Por un Ramadán responsable y seguro frente a la Covid-19

Ha pasado un año desde la aparición del Covid-19 en España y, lamentablemente, la epidemia no ha sido derrotada, ni mucho menos. Los hospitales están luchando para hacer frente a la tercera ola, con el número de pacientes ingresados en cuidados intensivos en un nivel muy alto. El número de muertos también es elevado, más de 76.000 hasta la fecha.

Independientemente de las decisiones que se tomen, volver a la normalidad no está en la agenda de este verano. Mientras tanto, este será un segundo mes de Ramadán que los musulmanes de España habrán hecho en tiempos de crisis sanitaria. Si bien este período suele ser apropiado para reuniones familiares y religiosas, en este año será necesario prescindir de ellas o realizarlas con un número muy limitado de personas en espacios privados.

Así que Ramadán todavía debe rimar este año con precaución y vigilancia. Si bien no se decreta el encierro estricto, corresponde a todos ser responsables de no agravar la situación. Porque los contagios se alimentan del contacto humano: cuantos más contactos, más casos se producen, y la circulación activa de distintos tipos del virus más agresivos no ayuda.

Las mezquitas suelen ser lugares de reunión muy concurridos durante las noches de Ramadán. Con el toque de queda sanitario impuesto en España, las dos oraciones vespertinas (magreb e isha) y las oraciones supererogatorias del Ramadán (tarawih) todavía no son posibles en comunidad ni tampoco es recomendable realizarlas donde el toque de queda lo permita por un estrecho margen.

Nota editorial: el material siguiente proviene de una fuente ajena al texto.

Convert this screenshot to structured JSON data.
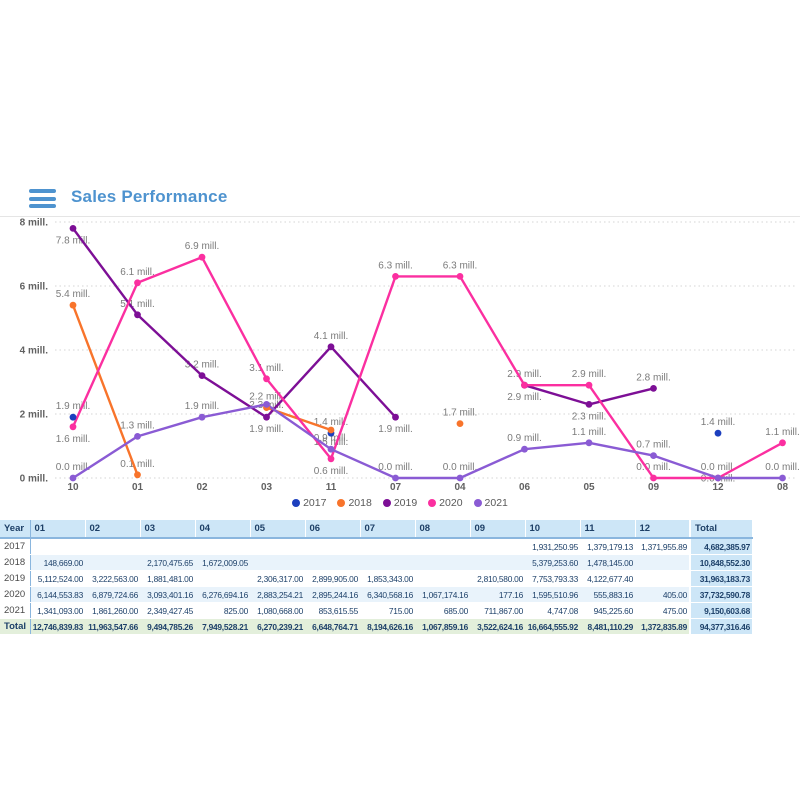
{
  "header": {
    "title": "Sales Performance",
    "accent_color": "#4e93cf"
  },
  "chart_data": {
    "type": "line",
    "title": "",
    "xlabel": "",
    "ylabel": "",
    "ylim": [
      0,
      8
    ],
    "grid": "dotted-horizontal",
    "legend_position": "bottom",
    "value_unit": "mill.",
    "categories": [
      "10",
      "01",
      "02",
      "03",
      "11",
      "07",
      "04",
      "06",
      "05",
      "09",
      "12",
      "08"
    ],
    "y_ticks": [
      {
        "v": 0,
        "label": "0 mill."
      },
      {
        "v": 2,
        "label": "2 mill."
      },
      {
        "v": 4,
        "label": "4 mill."
      },
      {
        "v": 6,
        "label": "6 mill."
      },
      {
        "v": 8,
        "label": "8 mill."
      }
    ],
    "series": [
      {
        "name": "2017",
        "color": "#1c3fbe",
        "values": [
          1.9,
          null,
          null,
          null,
          1.4,
          null,
          null,
          null,
          null,
          null,
          1.4,
          null
        ],
        "label_pos": [
          "a",
          null,
          null,
          null,
          "a",
          null,
          null,
          null,
          null,
          null,
          "a",
          null
        ]
      },
      {
        "name": "2018",
        "color": "#f8742b",
        "values": [
          5.4,
          0.1,
          null,
          2.2,
          1.5,
          null,
          1.7,
          null,
          null,
          null,
          null,
          null
        ],
        "label_pos": [
          "a",
          "a",
          null,
          "a",
          "b",
          null,
          "a",
          null,
          null,
          null,
          null,
          null
        ]
      },
      {
        "name": "2019",
        "color": "#7d0f96",
        "values": [
          7.8,
          5.1,
          3.2,
          1.9,
          4.1,
          1.9,
          null,
          2.9,
          2.3,
          2.8,
          null,
          null
        ],
        "label_pos": [
          "b",
          "a",
          "a",
          "b",
          "a",
          "b",
          null,
          "b",
          "b",
          "a",
          null,
          null
        ]
      },
      {
        "name": "2020",
        "color": "#fb2fa0",
        "values": [
          1.6,
          6.1,
          6.9,
          3.1,
          0.6,
          6.3,
          6.3,
          2.9,
          2.9,
          0.0,
          0.0,
          1.1
        ],
        "label_pos": [
          "b",
          "a",
          "a",
          "a",
          "b",
          "a",
          "a",
          "a",
          "a",
          "a",
          "o",
          "a"
        ]
      },
      {
        "name": "2021",
        "color": "#8a5bd4",
        "values": [
          0.0,
          1.3,
          1.9,
          2.3,
          0.9,
          0.0,
          0.0,
          0.9,
          1.1,
          0.7,
          0.0,
          0.0
        ],
        "label_pos": [
          "a",
          "a",
          "a",
          "o",
          "a",
          "a",
          "a",
          "a",
          "a",
          "a",
          "a",
          "a"
        ]
      }
    ]
  },
  "table": {
    "columns": [
      "Year",
      "01",
      "02",
      "03",
      "04",
      "05",
      "06",
      "07",
      "08",
      "09",
      "10",
      "11",
      "12",
      "Total"
    ],
    "rows": [
      {
        "label": "2017",
        "cells": [
          "",
          "",
          "",
          "",
          "",
          "",
          "",
          "",
          "",
          "1,931,250.95",
          "1,379,179.13",
          "1,371,955.89"
        ],
        "total": "4,682,385.97"
      },
      {
        "label": "2018",
        "cells": [
          "148,669.00",
          "",
          "2,170,475.65",
          "1,672,009.05",
          "",
          "",
          "",
          "",
          "",
          "5,379,253.60",
          "1,478,145.00",
          ""
        ],
        "total": "10,848,552.30"
      },
      {
        "label": "2019",
        "cells": [
          "5,112,524.00",
          "3,222,563.00",
          "1,881,481.00",
          "",
          "2,306,317.00",
          "2,899,905.00",
          "1,853,343.00",
          "",
          "2,810,580.00",
          "7,753,793.33",
          "4,122,677.40",
          ""
        ],
        "total": "31,963,183.73"
      },
      {
        "label": "2020",
        "cells": [
          "6,144,553.83",
          "6,879,724.66",
          "3,093,401.16",
          "6,276,694.16",
          "2,883,254.21",
          "2,895,244.16",
          "6,340,568.16",
          "1,067,174.16",
          "177.16",
          "1,595,510.96",
          "555,883.16",
          "405.00"
        ],
        "total": "37,732,590.78"
      },
      {
        "label": "2021",
        "cells": [
          "1,341,093.00",
          "1,861,260.00",
          "2,349,427.45",
          "825.00",
          "1,080,668.00",
          "853,615.55",
          "715.00",
          "685.00",
          "711,867.00",
          "4,747.08",
          "945,225.60",
          "475.00"
        ],
        "total": "9,150,603.68"
      }
    ],
    "total_row": {
      "label": "Total",
      "cells": [
        "12,746,839.83",
        "11,963,547.66",
        "9,494,785.26",
        "7,949,528.21",
        "6,270,239.21",
        "6,648,764.71",
        "8,194,626.16",
        "1,067,859.16",
        "3,522,624.16",
        "16,664,555.92",
        "8,481,110.29",
        "1,372,835.89"
      ],
      "total": "94,377,316.46"
    },
    "colors": {
      "header_bg": "#cde6f7",
      "stripe_bg": "#e9f3fb",
      "total_row_bg": "#e3efdb",
      "total_col_bg": "#cde6f7",
      "border_blue": "#8ab6de",
      "text": "#1d4069"
    }
  }
}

El Islam da primacía a la vida sobre todas las demás consideraciones y la respeta en toda circunstancia, y por ello ordena confiar en los dictámenes médico-científicos y en sus medios y capacidades para garantizar la seguridad sanitaria de sus fieles. La inmensa mayoría de los administradores de mezquitas suscriben sin dificultad este criterio por un sentido activo de responsabilidad.

Hay que recordar que lo que nos salvará y nos permitirá sacar la cabeza del agua es la vacunación. Es imperativo que todos se vacunen. Pero con el Ramadán iniciado, ha surgido una pregunta entre los musulmanes: ¿Vacunarse rompe el ayuno? En los países musulmanes, los estudiosos de la jurisprudencia han dejado en claro que la vacunación es compatible con el ayuno y no rompe este.

La vacuna “un remedio esencial”

En un país donde existe un escepticismo sobre las vacunas hay un debate entre algunos musulmanes que se preguntan si la vacunación no debería posponerse porque la inyección de la primera o la segunda dosis podría caer durante el Ramadán y si no hay problema en esto. No solo podemos sino que debemos hacerlo sin dilacion, porque estar vacunado es un remedio imprescindible para la vida propia, pero también para la de los demás.

Los médicos recomiendan en todo caso el uso de la mascarilla y recuerdan que de un tercio a la mitad de las personas infectadas son asintomáticas, pero, sin embargo, son contagiosas sin saberlo. También se observa un rejuvenecimiento de los pacientes ingresados en cuidados intensivos.